In June, Cruz was one of 32 senators to sign a letter to President Biden calling on him to withdraw Department of Labor Secretary Julie Su as a nominee. A former California Labor Secretary, Su’s nomination is supported by unions including the AFL-CIO and civil rights groups like the Leadership Conference on Civil and Human Rights.
Cruz recently received his first contributions from billionaire hedge fund founder and activist investor Nelson Peltz, chairman of the board of fast food chain Wendy’s. The Palm Beach, Florida-based Peltz and his wife Claudia gave more than $23,000 to Cruz’s campaign and leadership PAC on June 29. Over the past several years, Peltz has rejected calls from the farmworkers organization Coalition of Immokalee Workers for Wendy’s to join the Fair Food Program for safer working conditions, a step taken by other corporations like Walmart and McDonald’s. Also in June, Cruz’s campaign took in $6,000 from Republican megadonors Richard and Elizabeth Uihlein, major funders of conservative legal and policy groups that supported right-to-work laws, including through Supreme Court cases like Janus v. AFSCME, decided in 2018.
Cruz is banking campaign donations this year from billionaire investors who have been major donors to super PACs that backed his last re-election with millions of dollars in ad spending. And his campaign is seeing money roll in from PACs representing big business interests that lobby against the Biden administration agenda on issues like “junk fees” shelled out by consumers.
Cruz’s 2018 re-election, by a margin of 2.6 points, was aided by more than $9.2 million in outside spending backing his bid and opposing O’Rourke.
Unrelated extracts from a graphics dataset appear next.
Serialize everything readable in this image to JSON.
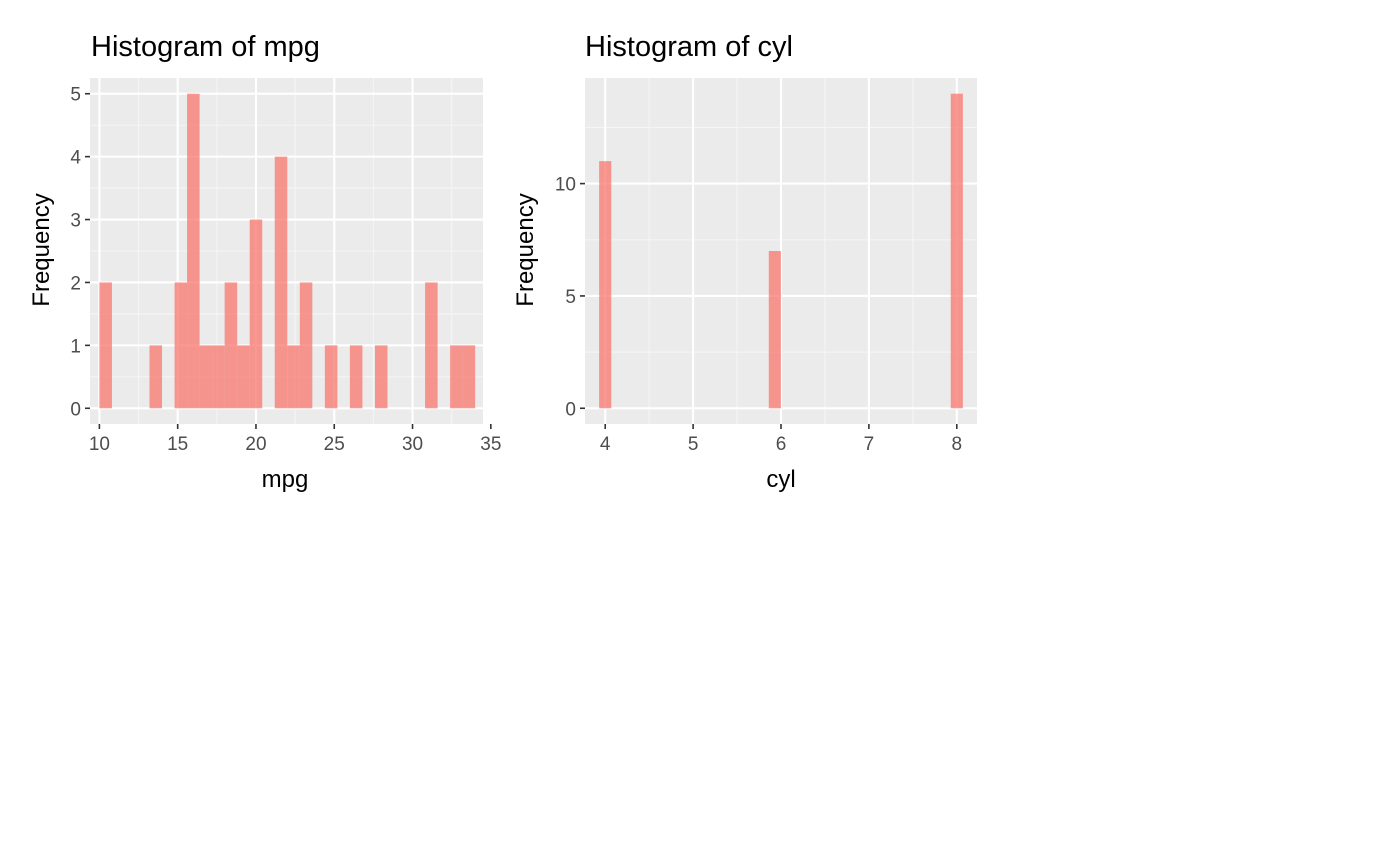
{
  "colors": {
    "panel_background": "#EBEBEB",
    "grid_major": "#FFFFFF",
    "grid_minor": "#F5F5F5",
    "bar_fill": "#F8766D",
    "bar_opacity": 0.75,
    "tick_color": "#333333",
    "tick_label_color": "#4D4D4D"
  },
  "chart_data": [
    {
      "type": "bar",
      "subtype": "histogram",
      "title": "Histogram of mpg",
      "xlabel": "mpg",
      "ylabel": "Frequency",
      "xlim": [
        9.4,
        34.5
      ],
      "ylim": [
        -0.25,
        5.25
      ],
      "x_ticks": [
        10,
        15,
        20,
        25,
        30,
        35
      ],
      "y_ticks": [
        0,
        1,
        2,
        3,
        4,
        5
      ],
      "grid": true,
      "bin_width": 0.8,
      "bins": [
        {
          "center": 10.4,
          "count": 2
        },
        {
          "center": 11.2,
          "count": 0
        },
        {
          "center": 12.0,
          "count": 0
        },
        {
          "center": 12.8,
          "count": 0
        },
        {
          "center": 13.6,
          "count": 1
        },
        {
          "center": 14.4,
          "count": 0
        },
        {
          "center": 15.2,
          "count": 2
        },
        {
          "center": 16.0,
          "count": 5
        },
        {
          "center": 16.8,
          "count": 1
        },
        {
          "center": 17.6,
          "count": 1
        },
        {
          "center": 18.4,
          "count": 2
        },
        {
          "center": 19.2,
          "count": 1
        },
        {
          "center": 20.0,
          "count": 3
        },
        {
          "center": 20.8,
          "count": 0
        },
        {
          "center": 21.6,
          "count": 4
        },
        {
          "center": 22.4,
          "count": 1
        },
        {
          "center": 23.2,
          "count": 2
        },
        {
          "center": 24.0,
          "count": 0
        },
        {
          "center": 24.8,
          "count": 1
        },
        {
          "center": 25.6,
          "count": 0
        },
        {
          "center": 26.4,
          "count": 1
        },
        {
          "center": 27.2,
          "count": 0
        },
        {
          "center": 28.0,
          "count": 1
        },
        {
          "center": 28.8,
          "count": 0
        },
        {
          "center": 29.6,
          "count": 0
        },
        {
          "center": 30.4,
          "count": 0
        },
        {
          "center": 31.2,
          "count": 2
        },
        {
          "center": 32.0,
          "count": 0
        },
        {
          "center": 32.8,
          "count": 1
        },
        {
          "center": 33.6,
          "count": 1
        }
      ]
    },
    {
      "type": "bar",
      "subtype": "histogram",
      "title": "Histogram of cyl",
      "xlabel": "cyl",
      "ylabel": "Frequency",
      "xlim": [
        3.77,
        8.23
      ],
      "ylim": [
        -0.7,
        14.7
      ],
      "x_ticks": [
        4,
        5,
        6,
        7,
        8
      ],
      "y_ticks": [
        0,
        5,
        10
      ],
      "grid": true,
      "bin_width": 0.138,
      "bins": [
        {
          "center": 4.0,
          "count": 11
        },
        {
          "center": 5.93,
          "count": 7
        },
        {
          "center": 8.0,
          "count": 14
        }
      ]
    }
  ]
}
Nearly $1.2 million of that amount came from the super PAC of the conservative Club for Growth, which that cycle was bankrolled by top donors Uihlein and billionaire investor Jeff Yass. This year, Club for Growth’s super PAC started spending in August on direct mail in Cruz’s re-election race, according to FEC records. The anti-tax group’s agenda in Washington D.C. calls for eliminating the individual capital gains tax and corporate income taxes, ending the federal government’s role in education, and slashing Social Security and Medicare. Private equity billionaire John W. Childs, like Uihlein a donor to Club for Growth’s super PAC ($250,000 so far this cycle), steered $5,800 to Cruz in April.
Among the Texas Democrats who have announced Senate bids are Dallas area Rep. Colin Allred, who was elected in 2018 to the U.S. House, and Uvalde area state Sen. Roland Gutierrez.